Let's talk about IO in Urbit. I won't say much about how events and effects are processed by the runtime; it suffices to note that the runtime is a normal Unix program which (1) listens for various events, (2) passes them to Arvo (Urbit OS), and (3) processes the effects produced by Arvo. Instead, I’ll focus on how IO works from the perspective of Hoon programs, like Arvo or apps running on Arvo. But first, let's review IO paradigms in other languages.
All examples are in a made-up language, since it's useful to understand this information even before you're comfortable in Hoon. If you're learning Hoon and want a challenge, try translating them!
The three styles of IO
I will call these styles imperative IO, monadic IO, and state machines (note that this classification refers only to the experience of using them and the program structure they dictate). An imperative programming language can use any of these and a functional programming language can use any of them.
Imperative IO
Imperative languages (such as C and Python) perform IO by calling a function in the middle of whatever they were doing. Anywhere, in any statement, you could have IO.
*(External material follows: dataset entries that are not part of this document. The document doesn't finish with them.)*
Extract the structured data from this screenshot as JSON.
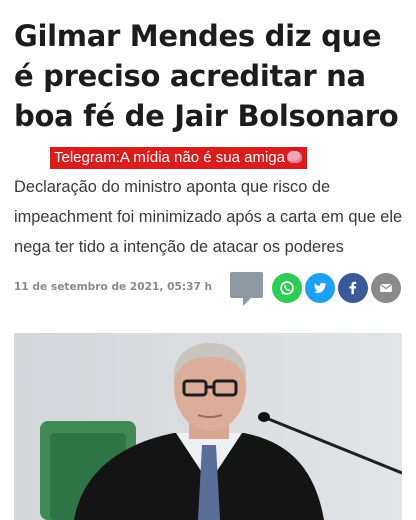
{
  "article": {
    "headline": "Gilmar Mendes diz que é preciso acreditar na boa fé de Jair Bolsonaro",
    "telegram_banner": "Telegram:A mídia não é sua amiga",
    "subtitle": "Declaração do ministro aponta que risco de impeachment foi minimizado após a carta em que ele nega ter tido a intenção de atacar os poderes",
    "dateline": "11 de setembro de 2021, 05:37 h"
  },
  "share_icons": [
    "comment-icon",
    "whatsapp-icon",
    "twitter-icon",
    "facebook-icon",
    "email-icon"
  ],
  "colors": {
    "banner_red": "#d91c1c",
    "whatsapp": "#2ecc55",
    "twitter": "#1da1f2",
    "facebook": "#3b5998",
    "email": "#8a8a8a",
    "comment": "#8c99a3"
  }
}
In this example and others to follow, the task will be to read a filename from the command line, read a URL out of that file, and fetch the contents at that URL.
output = fetchUrl(stripWhitespace(readFile(cliInput())))
For readability, intermediate variables would be a good idea, but nothing stops you from nesting IO this way.
Monadic IO
Languages that use explicit monads for IO (such as Haskell) perform IO by running IO behind a bind operation, which I'll notate with <-
. Thus, while you can't put IO anywhere, the general structure is a sequence of IO operations.
fileName <- cliInput()
url <- readFile(fileName)
output <- fetchUrl(stripWhitespace(url))
Tackling the Awkward Squad is the canonical description of monadic IO, and does a great job of explaining how the Haskell community decided to use this as their primary IO style.
State machines
Languages that use explicit state machines for IO (such as Elm) perform IO by accepting events and producing a list of effects.
event :: Initialize
| CLIInput text
| FileInput text
| HTTPResponse body
effect :: CLIInput
| ReadFile fileName
| FetchUrl url
| Print text
main(event) {
switch event {
Initialize -> [CLIInput ~]
CLIinput fileName -> [ReadFile fileName]
FileInput url -> [FetchUrl stripWhitespace(url)]
HTTPResponse body -> [Print body]
}
}
The effects produced are not functions but data.
It's important to note that this example is chosen to highlight a particular kind of IO — sequences of events. Further, this example has no persistent state — each IO operation is a pure function of the output of the previous one.
A stateful, loopy example
Let's look at another type of program: a simple HTTP server that you can give text at the CLI, which will respond to all HTTP requests with that text.
Imperative:
text = "no text entered yet"
while (true)
cli = readCli()
if (cli != Null)
text = cli
request = readHttp()
if (request != Null)
respond(request,text)
Monadic:
loop("no text entered yet")
where:
loop :: text -> IO Null
loop =
input <- readInput()
switch input
CLIInput newText -> loop(newText)
HTTPRequest request ->
_ <- respond(request,text)
loop(text)
State machine:
text = "no text entered yet"
main(text,event) {
switch event {
CLIInput newText -> [newText, Null]
HTTPRequest request -> [text, HTTPResponse text]
}
}
Again, note the response in the state machine is data, not a function.
I'm not trying to make a point about which type is better in general. There's a pretty strong argument that in the first example, imperative was the best option, followed by monadic, followed by state machine. There's an equally strong argument that the second example is most naturally represented by the state machine.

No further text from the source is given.